2. Gunplay - from what I can see your character is almost immortal and can take multiple shots from enemies with basically no penalty. Combat is often stand still and shoot at anything that moves. Allowing time stop with any weapon at any situation only makes it worse.
3. Very little CC - you don't even get to choose responses in dialogues. At best you can kill or spare some random characters. This is a bit more complex "choose your own story" kind of game.
1. Combat is definitely a little tougher; if you get caught out in the open you'll die pretty quick, but hiding behind a small tree or rock does make you more or less invincible. I got into a fight with some bandits around a stagecoach who split up and flanked me, but that could merely be a pathfinding quirk. Some enemies seem to stay back and take potshots, others will charge you. You have two health bars, when the first one is gone you are in a crippled state and further damage can knock you down, off your horse, etc. I got ambushed and they kept shooting me off my horse which made escape impossible. If you are popped out of cover, the game forces you down when the enemies shoot at you, effectively giving them suppressing fire. Health regen is very slow so it's useless in combat, but there are 'health tonics' you can chug easily. Still a fairly popamole game, but not as bad as the first RDR.
2. There are dialogue choices and they give a few options but its nothing major. e.g. in one story mission you have to convince a guy to leave a cult, you can pick the right dialogue to do it peacefully or get into a gunfight with them. Then no matter what you do you get into a scripted chase sequence where the guy always outpaces you no matter what until you are separated by a train, and then he tries to kill himself (which serves as the game's quickdraw duel tutorial, of all things.)
3. Calling it an interactive movie is very strange, I played it for several hours last night and never watched a cutscene. I hunted several animals, found a bunch of treasure, robbed a stage coach, upgraded the camp, tamed a rare horse, and completed several challenges. This was all standard open-world gameplay, not a linear MGS cutscene or CoD corridor-shooter.
4. There is a lot of talking on horseback, I called the first game "Red Dead Talking On The Way To Places." Truthfully I wished there was more fast travel, the game is huge and you spend a lot of time riding around.
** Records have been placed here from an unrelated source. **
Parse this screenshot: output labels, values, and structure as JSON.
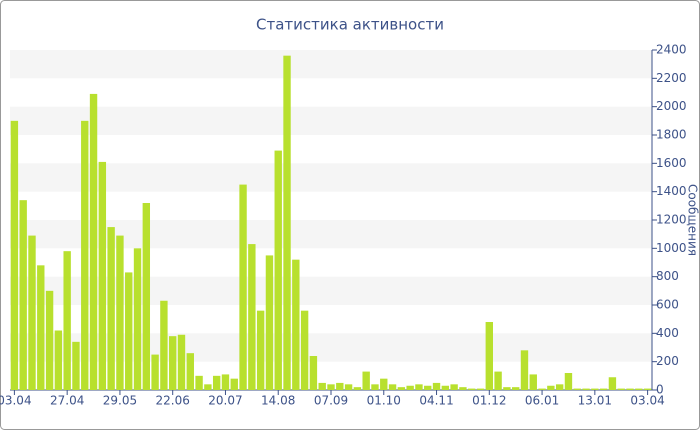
{
  "chart_data": {
    "type": "bar",
    "title": "Статистика активности",
    "y_label": "Сообщения",
    "categories": [
      "03.04",
      null,
      null,
      null,
      null,
      null,
      "27.04",
      null,
      null,
      null,
      null,
      null,
      "29.05",
      null,
      null,
      null,
      null,
      null,
      "22.06",
      null,
      null,
      null,
      null,
      null,
      "20.07",
      null,
      null,
      null,
      null,
      null,
      "14.08",
      null,
      null,
      null,
      null,
      null,
      "07.09",
      null,
      null,
      null,
      null,
      null,
      "01.10",
      null,
      null,
      null,
      null,
      null,
      "04.11",
      null,
      null,
      null,
      null,
      null,
      "01.12",
      null,
      null,
      null,
      null,
      null,
      "06.01",
      null,
      null,
      null,
      null,
      null,
      "13.01",
      null,
      null,
      null,
      null,
      null,
      "03.04"
    ],
    "values": [
      1900,
      1340,
      1090,
      880,
      700,
      420,
      980,
      340,
      1900,
      2090,
      1610,
      1150,
      1090,
      830,
      1000,
      1320,
      250,
      630,
      380,
      390,
      260,
      100,
      40,
      100,
      110,
      80,
      1450,
      1030,
      560,
      950,
      1690,
      2360,
      920,
      560,
      240,
      50,
      40,
      50,
      40,
      20,
      130,
      40,
      80,
      40,
      20,
      30,
      40,
      30,
      50,
      30,
      40,
      20,
      10,
      10,
      480,
      130,
      20,
      20,
      280,
      110,
      10,
      30,
      40,
      120,
      10,
      10,
      10,
      10,
      90,
      10,
      10,
      10,
      10
    ],
    "color": "#b8e02e",
    "ylim": [
      0,
      2400
    ],
    "yticks": [
      0,
      200,
      400,
      600,
      800,
      1000,
      1200,
      1400,
      1600,
      1800,
      2000,
      2200,
      2400
    ],
    "grid": true
  }
}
But the game does try to keep things interesting with random encounters, plus the conversations are meant to fill the gap, and there are often several dialogue options about things to discuss.
Besides, fast travel is often disparaged on this board as codexers claim the player *should* be forced to schlep all over the map themselves.
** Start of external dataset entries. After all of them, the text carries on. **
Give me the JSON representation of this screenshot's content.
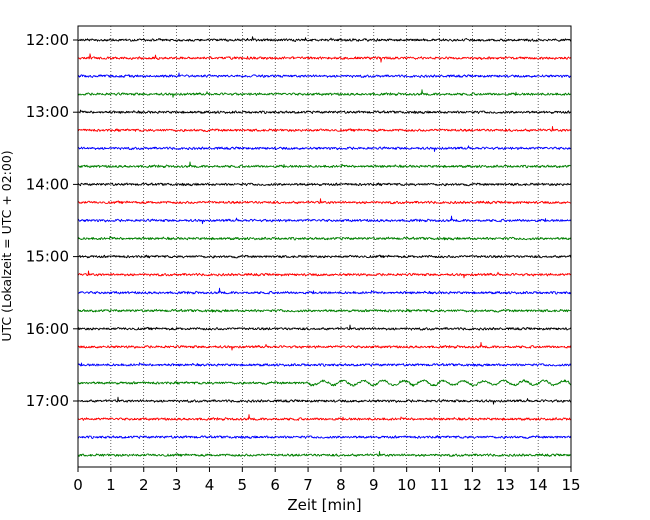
{
  "chart_data": {
    "type": "line",
    "title": "",
    "xlabel": "Zeit  [min]",
    "ylabel": "UTC (Lokalzeit = UTC + 02:00)",
    "xlim": [
      0,
      15
    ],
    "x_ticks": [
      "0",
      "1",
      "2",
      "3",
      "4",
      "5",
      "6",
      "7",
      "8",
      "9",
      "10",
      "11",
      "12",
      "13",
      "14",
      "15"
    ],
    "y_ticks": [
      "12:00",
      "13:00",
      "14:00",
      "15:00",
      "16:00",
      "17:00"
    ],
    "vertical_grid": true,
    "grid_style": "dotted",
    "trace_interval_minutes": 15,
    "trace_colors": [
      "#000000",
      "#ff0000",
      "#0000ff",
      "#008000"
    ],
    "traces": [
      {
        "start": "12:00",
        "color": "#000000"
      },
      {
        "start": "12:15",
        "color": "#ff0000"
      },
      {
        "start": "12:30",
        "color": "#0000ff"
      },
      {
        "start": "12:45",
        "color": "#008000"
      },
      {
        "start": "13:00",
        "color": "#000000"
      },
      {
        "start": "13:15",
        "color": "#ff0000"
      },
      {
        "start": "13:30",
        "color": "#0000ff"
      },
      {
        "start": "13:45",
        "color": "#008000"
      },
      {
        "start": "14:00",
        "color": "#000000"
      },
      {
        "start": "14:15",
        "color": "#ff0000"
      },
      {
        "start": "14:30",
        "color": "#0000ff"
      },
      {
        "start": "14:45",
        "color": "#008000"
      },
      {
        "start": "15:00",
        "color": "#000000"
      },
      {
        "start": "15:15",
        "color": "#ff0000"
      },
      {
        "start": "15:30",
        "color": "#0000ff"
      },
      {
        "start": "15:45",
        "color": "#008000"
      },
      {
        "start": "16:00",
        "color": "#000000"
      },
      {
        "start": "16:15",
        "color": "#ff0000"
      },
      {
        "start": "16:30",
        "color": "#0000ff"
      },
      {
        "start": "16:45",
        "color": "#008000"
      },
      {
        "start": "17:00",
        "color": "#000000"
      },
      {
        "start": "17:15",
        "color": "#ff0000"
      },
      {
        "start": "17:30",
        "color": "#0000ff"
      },
      {
        "start": "17:45",
        "color": "#008000"
      }
    ]
  }
}
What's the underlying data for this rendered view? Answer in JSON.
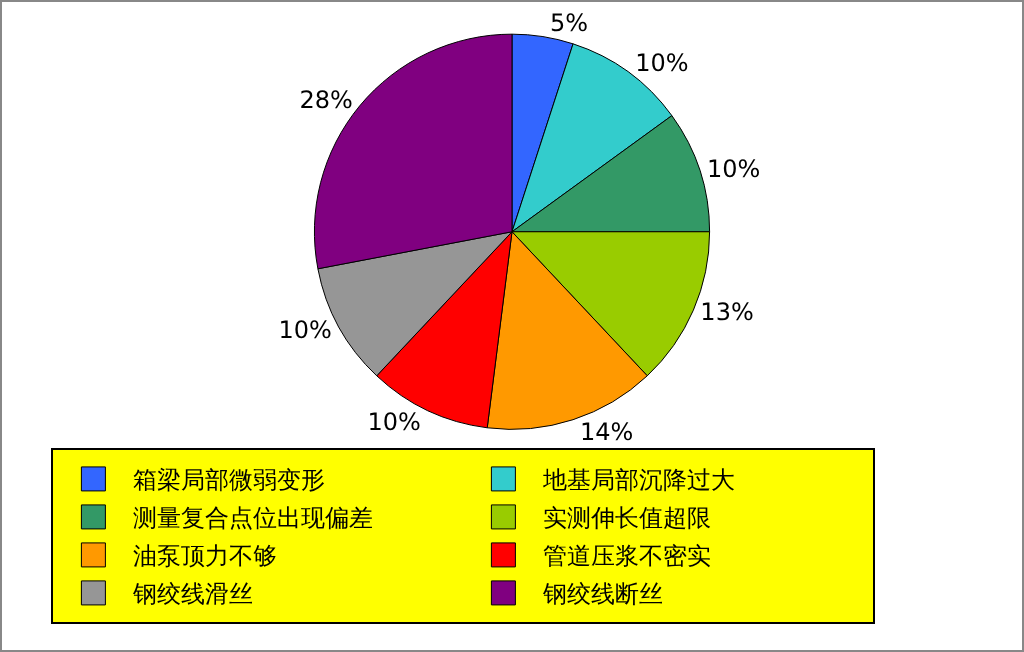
{
  "chart_data": {
    "type": "pie",
    "categories": [
      "箱梁局部微弱变形",
      "地基局部沉降过大",
      "测量复合点位出现偏差",
      "实测伸长值超限",
      "油泵顶力不够",
      "管道压浆不密实",
      "钢绞线滑丝",
      "钢绞线断丝"
    ],
    "values": [
      5,
      10,
      10,
      13,
      14,
      10,
      10,
      28
    ],
    "colors": [
      "#3366ff",
      "#33cccc",
      "#339966",
      "#99cc00",
      "#ff9900",
      "#ff0000",
      "#969696",
      "#800080"
    ],
    "value_labels": [
      "5%",
      "10%",
      "10%",
      "13%",
      "14%",
      "10%",
      "10%",
      "28%"
    ],
    "legend": "bottom"
  }
}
The big issue with the game right now is the bounty and wanted system, you can get a bounty for trivial reasons and it effectively locks you out of a region until you pay it off or leave and wait a long time, as full posses of hunters will attack you almost non-stop. it makes crime very hard to pull off as no one has figured out a reliable way to use hoods or disguises yet. I guess that's the point, they want you to feel like an outlaw who is on the run all the time, but it seems a bit excessive.
Nobody is trying to act like a 21st century good guy and nobody preaches 21st century morals.
Not true, sadly, vide the timestamped moment below.
There are a few more moments like this further in the game. The story declines in the last chapters when the main heroes side with "muh oppressed indians" and massacre a few hundred of US army soldiers because they're "savages". All villains, sellouts and antagonists in the game are white men, the writers and designers doing everything to paint them as evil, by their behavior and even physical appearance - merciless capitalist Cornwall, ruthless agent Milton, deceptive Italian mafioso, two Southern families (with everyone repeating thousands of times how retarded and inbred they are, ad nauseam), Spanish plantation owner oppressing muh black slaves - and an Army colonel, who of course is stupid, undisciplined, drunk, wants to fight for the sake of it and goes against a noble captain who helps and cares for the natives. It's all extremely cringy cliches, but can be overlooked or ignored because the whole story is generally good and engaging. Main characters are likeable too, especially due to amazingly good voice acting.
That is clearly meant to feed into the story of RDR1, so it's prequel baggage. Also, dude, spoilers.